Dalam konteks Papua pelanggaran terhadap ICERD juga terjadi, bahkan problem mendasar pelanggaran tersebut sampai saat ini tidak diselesaikan. Sehingga secara umum dapat disimpulkan bahwa diskriminasi rasial di Indonesia masih terjadi dan tidak ada penyelesaian efektif baik melalui kebijakan pembangunan, kebijakan hukum, maupun melalui pengadilan.

MELIHAT PAPUA DARI SEGALA SISI


MELIHAT PAPUA DARI SEGALA SISI

(Sebuah kajian kritis yang sedang dilakukan oleh kelompok peneliti lepas Papua)

Oleh

plato ayamaru



H A M


APAKAH

POLA PELANGGARAN HAM DI PAPUA

BERCORAK POLA GENOSIDE

? ? ? ?

Dua aspek kunci pada ‘pola genoside’

Istilah “genoside” sebenarnya sangat berat, maka perlu dipakai dengan teliti. Dalam “Convention on the prevention and punishment of the crime of genocide” genoside dirumuskan sebagai any of a proscribed set of acts “committed with intent to destroy, in whole or in part, a national, ethnical, racial, or religious group, as such” (sejumlah tindakan yang dilakukan dengan tujuan untuk memusnahkan, sebagian atau secara menyeluruh, suatu kelompok nasional, etnis, ras atau religius, sebagai kelompok). Maka, secara sederhana dapat dikatakan bahwa dalam hal menentukan adanya sifat genoside, diperlukan dua unsur kunci: [1] tindakan-tindakan nyata, dan [2] maksud yang jelas bahwa tindakan-tindakan tadi diadakan untuk memusnahkan sebagian atau seluruh kelompok orang tertentu.

Dalam laporan studi kelompok kerja ALIHRC disajikan suatu gambaran mengenai tindakan-tindakan (set of acts) selama ini (dari tahun 60an sampai dengan 2003); kemudian hubungan antara tindakan dengan maksud/motifnya (committed with intent) diuraikan/diperiksa. Secara kasar kelompok kerja ini menyimpulkan bahwa tidak terlalu sulit untuk membenarkan bila ada ‘tindakan-tindakan’, namun lebih sulit untuk memperjelaskan atau untuk mengetahui ‘motif di belakang tindakan’ itu. Sehingga suatu tindakan hanya dapat diberikan nilai/bobot sepanjang ada efek pada pemusnahan kelompok etnis tertentu (sebagian atau secara menyeluruh), dan motif tetap menjadi suatu bahan diskusi tersendiri.

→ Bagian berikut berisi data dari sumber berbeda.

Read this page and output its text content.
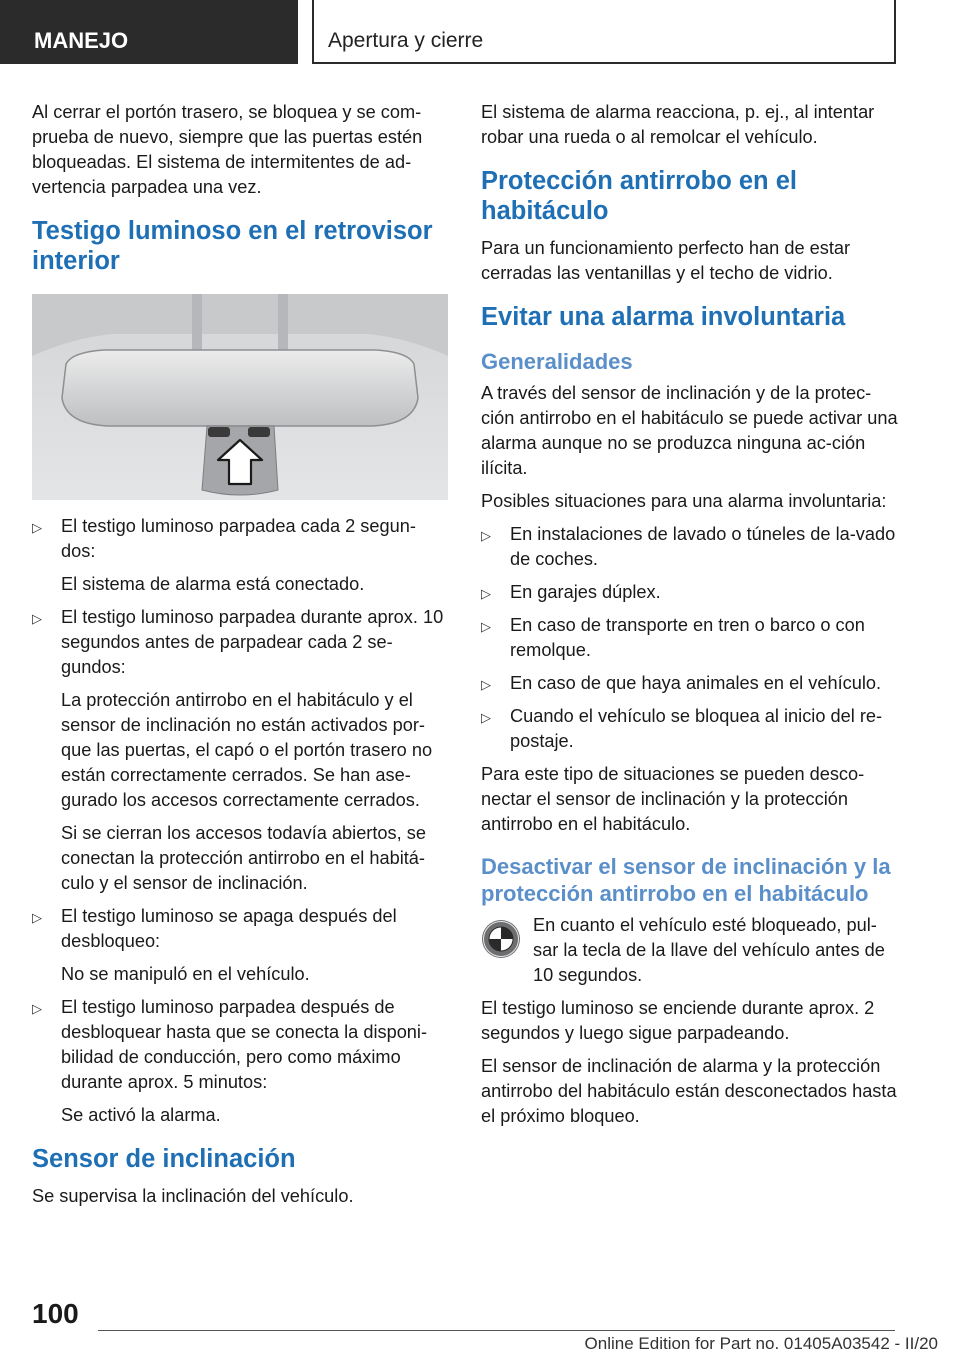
MANEJO	Apertura y cierre

Al cerrar el portón trasero, se bloquea y se com-prueba de nuevo, siempre que las puertas estén bloqueadas. El sistema de intermitentes de ad-vertencia parpadea una vez.

Testigo luminoso en el retrovisor interior
▷ El testigo luminoso parpadea cada 2 segun-dos:

El sistema de alarma está conectado.

▷ El testigo luminoso parpadea durante aprox. 10 segundos antes de parpadear cada 2 se-gundos:

La protección antirrobo en el habitáculo y el sensor de inclinación no están activados por-que las puertas, el capó o el portón trasero no están correctamente cerrados. Se han ase-gurado los accesos correctamente cerrados.

Si se cierran los accesos todavía abiertos, se conectan la protección antirrobo en el habitá-culo y el sensor de inclinación.

▷ El testigo luminoso se apaga después del desbloqueo:

No se manipuló en el vehículo.

▷ El testigo luminoso parpadea después de desbloquear hasta que se conecta la disponi-bilidad de conducción, pero como máximo durante aprox. 5 minutos:

Se activó la alarma.

Sensor de inclinación

Se supervisa la inclinación del vehículo.

El sistema de alarma reacciona, p. ej., al intentar robar una rueda o al remolcar el vehículo.

Protección antirrobo en el habitáculo

Para un funcionamiento perfecto han de estar cerradas las ventanillas y el techo de vidrio.

Evitar una alarma involuntaria
Generalidades

A través del sensor de inclinación y de la protec-ción antirrobo en el habitáculo se puede activar una alarma aunque no se produzca ninguna ac-ción ilícita.

Posibles situaciones para una alarma involuntaria:

▷ En instalaciones de lavado o túneles de la-vado de coches.

▷ En garajes dúplex.

▷ En caso de transporte en tren o barco o con remolque.

▷ En caso de que haya animales en el vehículo.

▷ Cuando el vehículo se bloquea al inicio del re-postaje.

Para este tipo de situaciones se pueden desco-nectar el sensor de inclinación y la protección antirrobo en el habitáculo.

Desactivar el sensor de inclinación y la protección antirrobo en el habitáculo

En cuanto el vehículo esté bloqueado, pul-sar la tecla de la llave del vehículo antes de 10 segundos.

El testigo luminoso se enciende durante aprox. 2 segundos y luego sigue parpadeando.

El sensor de inclinación de alarma y la protección antirrobo del habitáculo están desconectados hasta el próximo bloqueo.

100
Online Edition for Part no. 01405A03542 - II/20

Selanjutnya kami akan merefleksikan secara singkat tentang unsur “tindakan / kebijakan” maupun “maksud/motif”.

I. TINDAKAN / KEBIJAKAN

Dokumentasi tindakan / peristiwa

Membaca semua data tindakan/peristiwa yang dikemukakan dalam laporan studi kelompok kerja ALIHRC, perlu kami simpulkan bahwa memang banyak fakta disebutkan, namun sekaligus dokumentasi fakta-fakta itu sering kurang tajam atau kurang teliti karena ternyata bukti-bukti kurang tersedia. Maka, bila kami mau menjawab pertanyaan mengenai kesamaan antara pola pelanggaran Ham di Papua dengan adanya pola genoside, pertama-tama kam perlu melengkapi data tindakan / peristiwa menjadi ‘bahan yang terukur dan jelas’. Dalam dokumentasi itu mungkin juga baik kalau dibedakan antara sejumlah jenis tindakan/peristiwa kekerasan. Berikut ini dapat kami usulkan sejumlah kategori tindakan/peristiwa yang hanya bersifat tawaran sehingga terbuka untuk diganti dengan rumusan yang lebih tepat:

1. tindak kekerasan terhadap individu

2. tindak kekerasan terhadap sekelompok / penduduk sewilayah

3. tindakan intimidasi

4. kegiatan ekonomis yang berpeluang melanggar HAM

5. kebijakan negara yang berpeluang melanggar HAM

[1] Tindak kekerasan terhadap individu

Dibawah kategori ini kami menggolongkan segala tindakan yang diarahkan kepada seorang pribadi tertentu; bisa menyangkut tokoh-tokoh OPM (terutama selama tahun 60an dan 70an); bisa menyangkut pribadi orang yang tidak disenangi karena mengangkat harkat bangsa Papua (orang seperti Arnold Ap –1984- , Black Brothers dan elite intelektual); menyangkut pemimpin populer seperti Wanggai –1998-, Willem Onde –2001-, atau Theys Eluay –2001; bisa menyangkut kekerasan psikis terhadap tokoh-tokoh politik yang diisyukan (Jaap Salossa dan John Ibo sebagai ‘pejuang Papua merdeka’). Bila seluruh sejarah penderitaan diperiksa secara teliti pastilah dapat menghasilkan suatu daftar panjang, dan dokumentasi seperti itu sangat kita butuhkan (sampai saat ini tidak tersedia untuk umum).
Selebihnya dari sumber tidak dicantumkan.